Water, Sanitation and Hygiene for All

Speeches Shim

Tuesday, November 17, 2020
Available WASH infrastructure not only prevents illness in students and teachers, but improves the learning environment and prevents students from dropping out of school.

When USAID's Water Resources Integration Development Initiative (WARIDI) began designing improvements to water, sanitation and hygiene (WASH) facilities at 25 primary and secondary schools, students from Muungano and Magubike Primary Schools in Tanzania’s Iringa region shared their difficulties accessing the toilets and washing their hands. Challenges included lack of separate facilities for boys and girls, no changing rooms or hygiene facilities to support girls during menstruation, lack of water access, and inaccessible latrines for students with physical disabilities. Access to sanitation in schools is critical as over 40% of diarrhea cases in school children result from transmission in schools rather than homes. Available WASH infrastructure not only prevents illness in students and teachers, but improves the learning environment and prevents students from dropping out of school. However, the provision of WASH toilets and taps isn’t enough to make a healthy school environment if all students cannot equally access them.

WASH and Accesibility

Access to WASH facilities is already a challenge in Tanzania where an average of only 57% of households have access to drinking water, and 25% have safely managed sanitation services. While investments in school WASH have achieved good results (69% of schools have drinking water and 66% have basic sanitation facilities), approximately 6% of Tanzania’s schools are accessible to students with limited mobility. Design and structural issues prevent students from accessing classrooms, toilets, and teachers’ offices and contribute to the 62% of disabled children who do not attend school. Inadequate WASH infrastructure can also be extremely prohibitive for girls in primary school. Over half of girls' school latrines in Tanzania do not have doors, which makes girls feel unsafe and up to 20% more likely to not go to school. In addition, 10% of girls in Tanzania drop out of school during menstruation because most latrines have nowhere to dispose of sanitary pads and are without changing rooms. Access to school WASH facilities is a national priority in Tanzania and a cornerstone of the National Sanitation Campaign. But if school WASH facilities aren't designed equitably, they won't have the desired impacts on health and education.
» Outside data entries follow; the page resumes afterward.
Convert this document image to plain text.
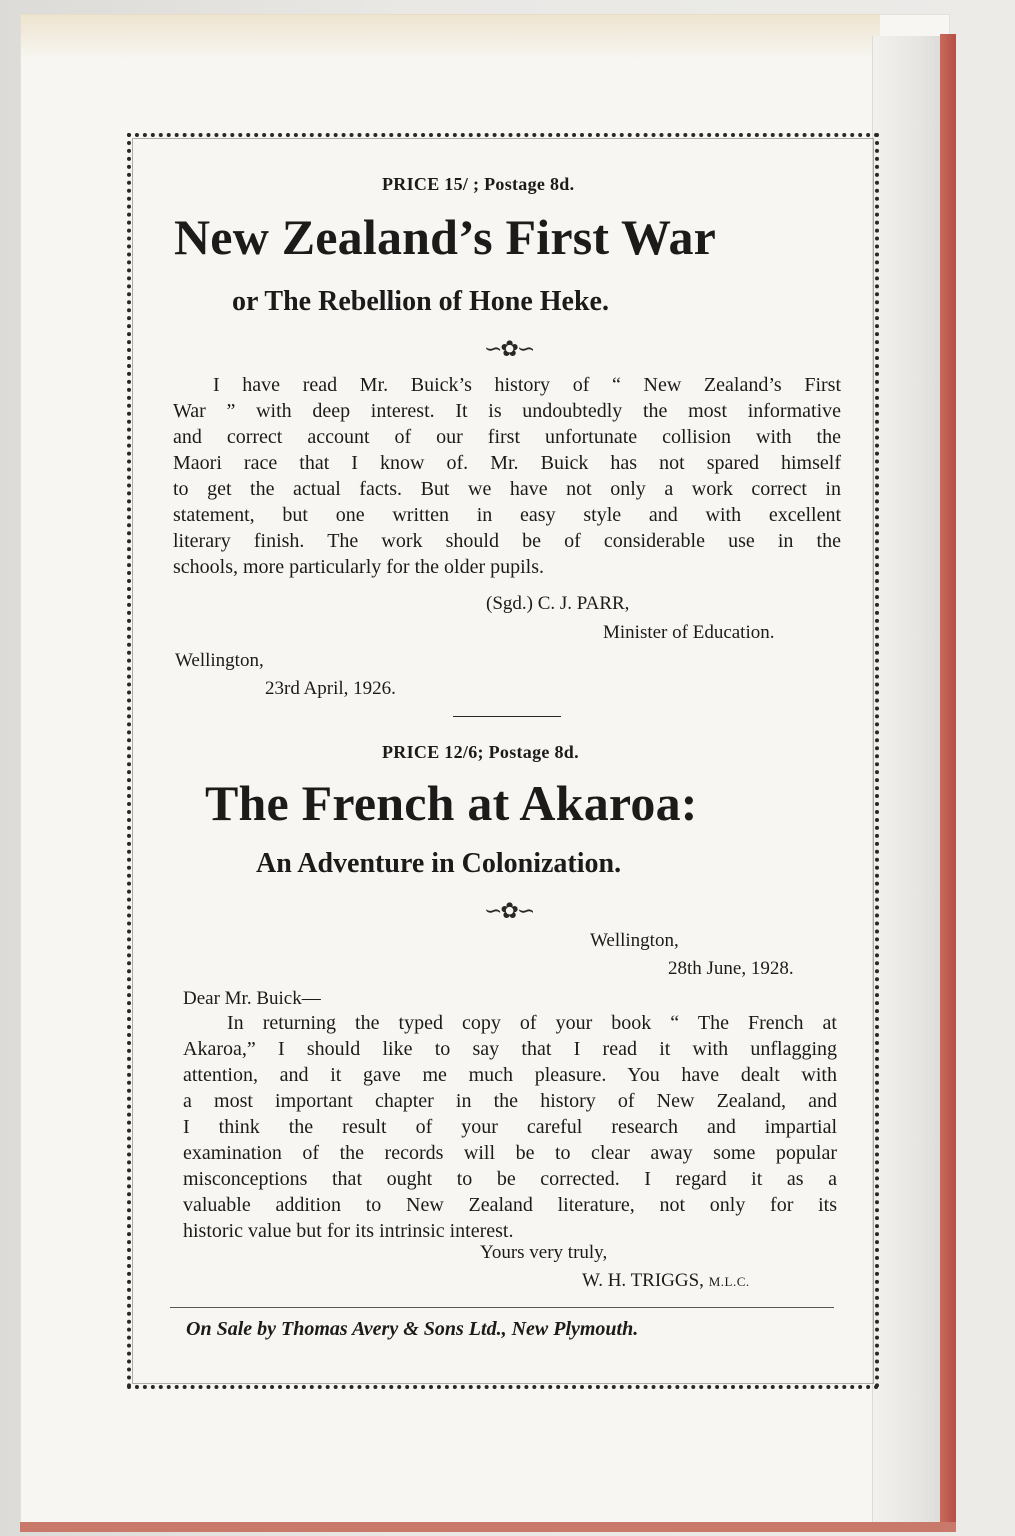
PRICE 15/ ; Postage 8d.
New Zealand’s First War
or The Rebellion of Hone Heke.
∽✿∽
I have read Mr. Buick’s history of “ New Zealand’s First
War ” with deep interest. It is undoubtedly the most informative
and correct account of our first unfortunate collision with the
Maori race that I know of. Mr. Buick has not spared himself
to get the actual facts. But we have not only a work correct in
statement, but one written in easy style and with excellent
literary finish. The work should be of considerable use in the
schools, more particularly for the older pupils.
(Sgd.) C. J. PARR,
Minister of Education.
Wellington,
23rd April, 1926.
PRICE 12/6; Postage 8d.
The French at Akaroa:
An Adventure in Colonization.
∽✿∽
Wellington,
28th June, 1928.
Dear Mr. Buick—
In returning the typed copy of your book “ The French at
Akaroa,” I should like to say that I read it with unflagging
attention, and it gave me much pleasure. You have dealt with
a most important chapter in the history of New Zealand, and
I think the result of your careful research and impartial
examination of the records will be to clear away some popular
misconceptions that ought to be corrected. I regard it as a
valuable addition to New Zealand literature, not only for its
historic value but for its intrinsic interest.
Yours very truly,
W. H. TRIGGS, M.L.C.
On Sale by Thomas Avery & Sons Ltd., New Plymouth.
Designing Accessible WASH Facilities

For Mashala Maduka, School WASH Lead Engineer under WARIDI, tackling disparities in WASH starts with consulting the community. While visiting the 25 schools identified by Local Government Authorities as needing support on water, sanitation and hygiene, he met with representatives from each school to understand student and teacher needs and recognized that access to the existing infrastructure was particularly inadequate for girls and limited for students with disabilities. Lack of inclusion and limited consultation of users are often major flaws of engineering projects that contribute to inadequate maintenance where school budgets are already stretched. In each school, Maduka worked with students and teachers to prepare a design that had separate teachers’ facilities, ensured at least one handicap-accessible flush toilet was located in each block, changing rooms for girls were included, and incinerators to burn sanitary waste were part of the design.  

Back to School

Once completed, students with disabilities from Magubike and Muungano were invited to tour their schools’ new latrine blocks. They were most excited to see the toilets with seats, since it was very painful for them to squat in the old facilities. These upgrades make toilets more accessible to students with disabilities and make hygiene and sanitation facilities cleaner and safer for all students. Magubike and Muungano are just two of the 25 schools WARIDI is working with, which will provide safer and more equitable access to WASH facilities for more than 14,000 students.